Im 19. Jahrhundert wird das Reisen zu einem Massenphänomen und der „Wahrnehmungsreiz“ Großstadt (Brüggemann) führt zu einer Konjunktur an Stadtbeschreibungen, von denen zwei herausragende im Mittelpunkt meines Vortrags stehen sollen. Die Schriftstellerin Fanny Lewald (1811–1889) verbringt den Sommer des Jahres 1850 in London, und bereits im Folgejahr erscheint der erste Band ihres zweiteiligen Reiseberichts „England und Schottland“, in dem sie die englische Hauptstadt ausführlich schildert. Der Journalist und Schriftsteller Julius Rodenberg (1831–1914) reist nur wenige Jahre später mehrfach durch England, Wales und Irland und lebt für längere Zeit in London; von seinen Aufenthalten zeugen u. a. die Reisebeschreibungen „Alltagsleben in London.

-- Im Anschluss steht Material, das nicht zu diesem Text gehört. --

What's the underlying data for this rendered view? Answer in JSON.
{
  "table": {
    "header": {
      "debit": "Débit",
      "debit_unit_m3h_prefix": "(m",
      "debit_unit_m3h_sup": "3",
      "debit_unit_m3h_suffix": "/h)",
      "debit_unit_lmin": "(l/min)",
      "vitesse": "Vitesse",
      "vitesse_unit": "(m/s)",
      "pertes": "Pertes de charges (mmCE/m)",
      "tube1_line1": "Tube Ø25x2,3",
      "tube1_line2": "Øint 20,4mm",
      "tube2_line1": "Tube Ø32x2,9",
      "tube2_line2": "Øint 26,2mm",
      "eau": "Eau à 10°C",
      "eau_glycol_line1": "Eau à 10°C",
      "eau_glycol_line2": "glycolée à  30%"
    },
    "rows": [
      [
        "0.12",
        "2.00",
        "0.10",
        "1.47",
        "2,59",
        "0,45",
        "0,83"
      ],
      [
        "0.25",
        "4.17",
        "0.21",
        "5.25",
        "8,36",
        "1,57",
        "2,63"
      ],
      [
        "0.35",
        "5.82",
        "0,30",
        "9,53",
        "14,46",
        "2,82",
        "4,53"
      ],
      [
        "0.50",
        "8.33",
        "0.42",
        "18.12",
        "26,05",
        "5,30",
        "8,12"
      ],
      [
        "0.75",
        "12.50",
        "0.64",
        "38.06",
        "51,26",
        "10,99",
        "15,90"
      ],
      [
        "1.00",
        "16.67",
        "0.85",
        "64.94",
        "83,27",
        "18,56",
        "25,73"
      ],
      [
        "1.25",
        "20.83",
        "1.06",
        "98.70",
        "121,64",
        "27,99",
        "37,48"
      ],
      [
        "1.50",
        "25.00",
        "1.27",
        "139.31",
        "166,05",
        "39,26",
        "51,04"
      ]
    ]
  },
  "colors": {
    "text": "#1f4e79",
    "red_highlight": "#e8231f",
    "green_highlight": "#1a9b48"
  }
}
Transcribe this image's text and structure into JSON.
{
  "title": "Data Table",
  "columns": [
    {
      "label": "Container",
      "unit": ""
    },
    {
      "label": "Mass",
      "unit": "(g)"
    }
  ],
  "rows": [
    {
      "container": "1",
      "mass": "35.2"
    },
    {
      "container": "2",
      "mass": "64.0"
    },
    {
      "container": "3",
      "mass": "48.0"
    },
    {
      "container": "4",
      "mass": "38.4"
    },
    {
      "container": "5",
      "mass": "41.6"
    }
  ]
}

Ein Skizzenbuch“ (1860) und „Tag und Nacht in London. Ein Skizzenbuch zur Weltausstellung“ (1862). Lewald wie Rodenberg begegnen in London erstmals dem Tempo der modernen Großstadt. Wie gehen sie mit der „Massenhaftigkeit“ (Lewald) der Stadt um, welche Sehgewohnheiten entwickeln sie und wie schlagen sich diese narrativ nieder? Welche räumlichen Semantisierungsmuster lassen sich angesichts der Konfrontation mit der irritierend-überwältigenden Metropole erkennen, welche topischen Konstanten? Und lässt sich möglicherweise zwischen einem weiblichen und einem männlichen Großstadtempfinden bzw. einer geschlechterspezifischen Aneignung des Großstadtraumes differenzieren? Hier setzt der Vortrag an und analysiert die beiden Reiseberichte hinsichtlich der Selbstbehauptung des (schreibenden) Individuums.